Les enquêteurs ont-ils réussi à prouver l’implication de Jean Marc Koumba dans le retour en catimini de l’ancien président Marc Ravalomanana ? L’ex-garde du corps a-t-il réellement aidé son ancien patron sur ce coup ? Ce sont les questions que les observateurs se posent en apprenant qu’après avoir été auditionnés pendant plus de 72 heures à la Section des Recherches criminelles à Fiadanana, Koumba et les quatre employés de l’Aviation Civile de Madagascar à Antsirabe ont été transférés à Diégo hier matin à 5h45. Jusqu’ici, aucune information officielle relative à cette nouvelle décision n’a été dévoilée. Tous les hauts responsables au sein de la Gendarmerie nationale, y compris le numéro Un de la Brigade des Recherches, refusent de communiquer des infos relatives à cette affaire. A entendre les explications de Rafanomezanjanahary Diamondra, membre de la famille de l’un des inculpés, « depuis leur arrestation, aucune information n’a été communiquée à leurs proches ». « A chaque fois, on nous demande juste d’apporter de la nourriture pour eux », a-t-elle fait savoir.

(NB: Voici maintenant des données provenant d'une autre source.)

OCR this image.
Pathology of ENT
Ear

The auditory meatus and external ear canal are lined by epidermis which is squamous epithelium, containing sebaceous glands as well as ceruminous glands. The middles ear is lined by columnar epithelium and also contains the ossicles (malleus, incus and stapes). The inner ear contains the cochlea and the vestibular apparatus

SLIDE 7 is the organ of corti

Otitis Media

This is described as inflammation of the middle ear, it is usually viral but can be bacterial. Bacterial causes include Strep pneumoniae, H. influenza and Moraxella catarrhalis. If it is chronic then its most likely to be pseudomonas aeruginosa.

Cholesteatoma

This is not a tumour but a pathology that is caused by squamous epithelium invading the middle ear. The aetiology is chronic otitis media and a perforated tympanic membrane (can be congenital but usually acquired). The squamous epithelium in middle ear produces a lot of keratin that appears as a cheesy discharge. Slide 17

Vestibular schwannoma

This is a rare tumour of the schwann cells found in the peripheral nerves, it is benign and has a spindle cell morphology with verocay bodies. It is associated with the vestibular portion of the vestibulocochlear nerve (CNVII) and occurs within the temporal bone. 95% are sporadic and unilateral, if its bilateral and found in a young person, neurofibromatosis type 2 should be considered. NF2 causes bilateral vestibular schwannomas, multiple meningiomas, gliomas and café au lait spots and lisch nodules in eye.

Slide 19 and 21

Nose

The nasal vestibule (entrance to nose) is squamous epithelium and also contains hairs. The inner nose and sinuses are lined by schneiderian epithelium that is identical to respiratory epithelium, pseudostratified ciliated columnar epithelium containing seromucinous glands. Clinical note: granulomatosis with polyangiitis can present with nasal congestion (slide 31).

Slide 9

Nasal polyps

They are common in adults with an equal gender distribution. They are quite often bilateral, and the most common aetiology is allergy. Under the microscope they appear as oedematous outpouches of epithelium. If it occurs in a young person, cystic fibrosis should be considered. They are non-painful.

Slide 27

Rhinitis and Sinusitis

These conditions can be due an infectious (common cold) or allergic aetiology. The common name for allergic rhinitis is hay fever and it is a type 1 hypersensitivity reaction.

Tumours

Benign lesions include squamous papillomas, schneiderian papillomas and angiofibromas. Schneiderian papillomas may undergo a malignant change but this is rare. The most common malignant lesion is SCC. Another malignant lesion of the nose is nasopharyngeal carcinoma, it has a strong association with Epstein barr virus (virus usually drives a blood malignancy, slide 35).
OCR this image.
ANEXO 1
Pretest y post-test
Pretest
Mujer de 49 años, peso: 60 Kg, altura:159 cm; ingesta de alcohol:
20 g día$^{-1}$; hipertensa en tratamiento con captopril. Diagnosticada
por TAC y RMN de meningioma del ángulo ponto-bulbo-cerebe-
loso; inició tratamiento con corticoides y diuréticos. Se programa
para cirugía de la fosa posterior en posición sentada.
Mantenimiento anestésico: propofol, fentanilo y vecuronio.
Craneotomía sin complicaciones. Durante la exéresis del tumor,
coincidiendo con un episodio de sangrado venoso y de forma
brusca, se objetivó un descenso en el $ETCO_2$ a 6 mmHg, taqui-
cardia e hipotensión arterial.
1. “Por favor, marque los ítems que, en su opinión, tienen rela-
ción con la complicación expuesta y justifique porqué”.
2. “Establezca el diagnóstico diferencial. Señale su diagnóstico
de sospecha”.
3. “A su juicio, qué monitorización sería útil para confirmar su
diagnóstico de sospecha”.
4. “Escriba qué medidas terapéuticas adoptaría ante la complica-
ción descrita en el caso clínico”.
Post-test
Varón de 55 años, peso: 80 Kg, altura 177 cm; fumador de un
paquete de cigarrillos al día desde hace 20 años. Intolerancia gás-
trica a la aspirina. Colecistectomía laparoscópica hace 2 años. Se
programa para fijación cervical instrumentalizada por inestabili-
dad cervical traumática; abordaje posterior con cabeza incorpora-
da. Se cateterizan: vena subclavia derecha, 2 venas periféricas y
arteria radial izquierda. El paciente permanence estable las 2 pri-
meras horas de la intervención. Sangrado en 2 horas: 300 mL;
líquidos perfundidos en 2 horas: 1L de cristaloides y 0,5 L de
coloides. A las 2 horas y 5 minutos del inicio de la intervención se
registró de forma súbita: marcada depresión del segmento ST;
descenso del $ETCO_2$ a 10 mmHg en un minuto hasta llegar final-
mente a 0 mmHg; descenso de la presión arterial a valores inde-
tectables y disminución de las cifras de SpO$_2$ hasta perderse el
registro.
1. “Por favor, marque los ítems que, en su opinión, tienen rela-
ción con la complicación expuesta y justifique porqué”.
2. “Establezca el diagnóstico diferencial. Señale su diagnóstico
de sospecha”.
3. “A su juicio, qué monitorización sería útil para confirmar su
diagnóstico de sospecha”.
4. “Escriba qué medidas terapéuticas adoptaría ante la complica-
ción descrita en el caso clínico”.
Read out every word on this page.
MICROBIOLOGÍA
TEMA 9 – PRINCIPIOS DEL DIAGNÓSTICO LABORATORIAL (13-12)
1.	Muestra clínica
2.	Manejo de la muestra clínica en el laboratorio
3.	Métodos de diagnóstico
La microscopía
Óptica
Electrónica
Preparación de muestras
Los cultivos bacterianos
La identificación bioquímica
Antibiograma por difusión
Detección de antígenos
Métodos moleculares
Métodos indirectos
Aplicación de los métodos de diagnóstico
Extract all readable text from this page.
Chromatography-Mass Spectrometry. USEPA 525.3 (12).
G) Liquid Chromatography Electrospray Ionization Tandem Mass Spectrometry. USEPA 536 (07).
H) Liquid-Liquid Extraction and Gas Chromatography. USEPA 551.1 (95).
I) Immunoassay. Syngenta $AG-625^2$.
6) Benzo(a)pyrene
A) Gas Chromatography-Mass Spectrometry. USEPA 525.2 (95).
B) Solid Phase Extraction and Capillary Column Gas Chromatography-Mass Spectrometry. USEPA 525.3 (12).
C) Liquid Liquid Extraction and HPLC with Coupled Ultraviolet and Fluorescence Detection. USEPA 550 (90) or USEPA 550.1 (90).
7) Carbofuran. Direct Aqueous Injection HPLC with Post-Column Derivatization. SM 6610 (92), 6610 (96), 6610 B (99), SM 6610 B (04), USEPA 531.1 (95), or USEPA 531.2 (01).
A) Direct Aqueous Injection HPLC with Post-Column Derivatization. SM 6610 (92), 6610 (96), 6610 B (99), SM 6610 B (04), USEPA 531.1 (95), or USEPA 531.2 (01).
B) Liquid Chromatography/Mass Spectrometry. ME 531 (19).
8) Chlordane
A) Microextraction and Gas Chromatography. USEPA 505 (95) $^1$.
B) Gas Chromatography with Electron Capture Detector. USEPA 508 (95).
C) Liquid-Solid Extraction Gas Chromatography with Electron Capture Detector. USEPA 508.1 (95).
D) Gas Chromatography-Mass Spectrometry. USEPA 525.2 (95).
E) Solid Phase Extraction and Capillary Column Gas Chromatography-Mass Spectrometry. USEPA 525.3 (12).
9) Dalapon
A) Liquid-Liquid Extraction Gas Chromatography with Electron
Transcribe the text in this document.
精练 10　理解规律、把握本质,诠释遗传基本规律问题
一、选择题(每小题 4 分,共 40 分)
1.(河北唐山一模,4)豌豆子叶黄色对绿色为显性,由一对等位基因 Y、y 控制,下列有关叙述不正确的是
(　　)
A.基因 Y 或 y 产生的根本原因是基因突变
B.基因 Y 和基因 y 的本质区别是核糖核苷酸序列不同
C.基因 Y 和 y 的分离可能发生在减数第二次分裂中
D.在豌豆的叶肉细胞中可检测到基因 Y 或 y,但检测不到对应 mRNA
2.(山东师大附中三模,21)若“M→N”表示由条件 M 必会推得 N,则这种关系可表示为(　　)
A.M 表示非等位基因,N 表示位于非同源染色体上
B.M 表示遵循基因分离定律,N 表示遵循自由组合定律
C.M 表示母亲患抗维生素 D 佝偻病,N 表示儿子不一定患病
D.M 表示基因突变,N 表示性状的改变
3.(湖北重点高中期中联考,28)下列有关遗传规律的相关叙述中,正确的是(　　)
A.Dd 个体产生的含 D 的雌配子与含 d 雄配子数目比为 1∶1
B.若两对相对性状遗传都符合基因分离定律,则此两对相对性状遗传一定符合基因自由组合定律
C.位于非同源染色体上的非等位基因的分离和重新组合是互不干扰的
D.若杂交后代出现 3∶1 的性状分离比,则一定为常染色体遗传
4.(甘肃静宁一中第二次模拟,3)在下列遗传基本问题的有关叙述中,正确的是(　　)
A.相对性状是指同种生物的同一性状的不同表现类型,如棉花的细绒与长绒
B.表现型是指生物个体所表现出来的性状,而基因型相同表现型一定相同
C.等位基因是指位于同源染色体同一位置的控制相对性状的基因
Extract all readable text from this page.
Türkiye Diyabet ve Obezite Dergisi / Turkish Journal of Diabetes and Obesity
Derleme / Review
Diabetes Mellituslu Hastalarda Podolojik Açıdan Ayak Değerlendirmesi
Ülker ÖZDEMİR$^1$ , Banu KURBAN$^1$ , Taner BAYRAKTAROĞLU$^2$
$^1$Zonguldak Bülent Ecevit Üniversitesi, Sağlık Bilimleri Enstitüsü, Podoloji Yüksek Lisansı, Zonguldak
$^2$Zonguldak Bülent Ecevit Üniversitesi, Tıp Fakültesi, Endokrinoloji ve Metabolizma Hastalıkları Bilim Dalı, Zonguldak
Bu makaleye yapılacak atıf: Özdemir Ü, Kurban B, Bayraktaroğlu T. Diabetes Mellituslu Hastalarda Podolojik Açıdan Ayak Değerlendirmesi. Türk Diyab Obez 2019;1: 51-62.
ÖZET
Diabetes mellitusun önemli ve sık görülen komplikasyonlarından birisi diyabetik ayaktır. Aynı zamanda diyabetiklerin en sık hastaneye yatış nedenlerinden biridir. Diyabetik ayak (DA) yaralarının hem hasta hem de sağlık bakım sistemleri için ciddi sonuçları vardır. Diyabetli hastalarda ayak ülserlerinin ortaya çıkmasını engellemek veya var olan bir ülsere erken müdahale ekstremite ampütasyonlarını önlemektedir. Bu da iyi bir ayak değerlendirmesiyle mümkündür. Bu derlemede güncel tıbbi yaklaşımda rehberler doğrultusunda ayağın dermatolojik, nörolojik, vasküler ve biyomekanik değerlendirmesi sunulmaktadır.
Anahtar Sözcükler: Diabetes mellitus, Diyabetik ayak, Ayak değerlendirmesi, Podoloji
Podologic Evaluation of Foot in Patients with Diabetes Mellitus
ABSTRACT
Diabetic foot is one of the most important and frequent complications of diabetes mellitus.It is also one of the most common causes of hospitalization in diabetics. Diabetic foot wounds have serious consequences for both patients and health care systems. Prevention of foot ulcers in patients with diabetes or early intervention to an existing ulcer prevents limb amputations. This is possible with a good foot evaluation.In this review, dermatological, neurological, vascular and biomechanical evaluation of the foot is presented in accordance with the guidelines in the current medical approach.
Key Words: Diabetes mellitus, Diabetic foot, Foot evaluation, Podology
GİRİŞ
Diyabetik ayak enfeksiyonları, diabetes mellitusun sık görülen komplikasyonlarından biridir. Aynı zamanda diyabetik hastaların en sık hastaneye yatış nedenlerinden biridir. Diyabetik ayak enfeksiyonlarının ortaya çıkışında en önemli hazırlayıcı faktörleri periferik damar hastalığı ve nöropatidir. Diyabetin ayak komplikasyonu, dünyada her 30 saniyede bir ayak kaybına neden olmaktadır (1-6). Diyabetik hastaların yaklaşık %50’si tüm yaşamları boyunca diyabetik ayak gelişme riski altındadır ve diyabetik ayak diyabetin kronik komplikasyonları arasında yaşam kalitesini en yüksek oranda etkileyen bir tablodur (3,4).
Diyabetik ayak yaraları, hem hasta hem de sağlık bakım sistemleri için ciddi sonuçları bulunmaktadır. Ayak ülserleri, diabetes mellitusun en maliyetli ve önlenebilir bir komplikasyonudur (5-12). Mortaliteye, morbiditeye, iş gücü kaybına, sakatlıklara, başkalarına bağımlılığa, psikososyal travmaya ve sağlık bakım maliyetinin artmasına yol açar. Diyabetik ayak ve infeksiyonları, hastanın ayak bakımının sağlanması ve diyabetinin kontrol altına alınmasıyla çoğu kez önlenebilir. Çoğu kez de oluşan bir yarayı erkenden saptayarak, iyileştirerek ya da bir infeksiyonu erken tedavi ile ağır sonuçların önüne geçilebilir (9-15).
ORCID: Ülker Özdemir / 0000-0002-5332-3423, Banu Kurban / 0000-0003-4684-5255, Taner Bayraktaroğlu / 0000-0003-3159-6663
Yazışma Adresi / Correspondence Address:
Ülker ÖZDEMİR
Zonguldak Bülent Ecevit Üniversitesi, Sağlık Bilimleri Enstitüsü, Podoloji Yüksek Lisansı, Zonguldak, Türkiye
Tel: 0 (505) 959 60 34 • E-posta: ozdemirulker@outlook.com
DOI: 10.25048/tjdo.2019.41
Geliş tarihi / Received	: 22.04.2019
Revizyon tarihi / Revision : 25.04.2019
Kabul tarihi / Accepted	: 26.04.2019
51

Assignation à résidence surveillée. En tout cas, tous les mystères autour de cette affaire confirment que les cinq individus sont poursuivis pour atteinte à la sûreté intérieure de l’Etat. D’autant plus que leur garde à vue a été prolongée. Pourtant, de sources proches du dossier, pour ce qui est du cas de Jean Marc Koumba, une vingtaine de témoins a affirmé qu’il a été présent dans son hôtel à Antsirabe dans la journée du 12 octobre, jour de l’arrivée de l’ancien exilé d’Afrique du Sud. En outre, à en croire la déclaration d’un leader de la mouvance Ravalomanana, le contact entre l’ancien président et son ex-garde du corps aurait déjà été coupé depuis belle lurette. L’accusation lancée à son encontre serait donc « infondée ». Ici, le conditionnel est de rigueur. Quoiqu’il en soit, jusqu’à hier soir, Koumba et les cinq employés de l’ACM n’ont pas encore été ramenés à Tana. La question est donc de savoir si ce transfert rentre dans le cadre de l’enquête. Si c’est le cas, une confrontation avec l’ancien président Marc Ravalomanana est certainement prévue. Apparemment, les enquêteurs ont décidé de fournir le maximum d’efforts pour découvrir la vérité sur le retour de « Dada », mais aussi et surtout de sanctionner tous ceux qui sont impliqués de près ou de loin dans cette affaire. Faut-il rappeler que l’ouverture d’une enquête y afférant a été ordonnée par les tenants du régime. L’assignation à résidence surveillée à Antsiranana contre Jean Marc Koumba n’est également pas à écarter. Histoire à suivre.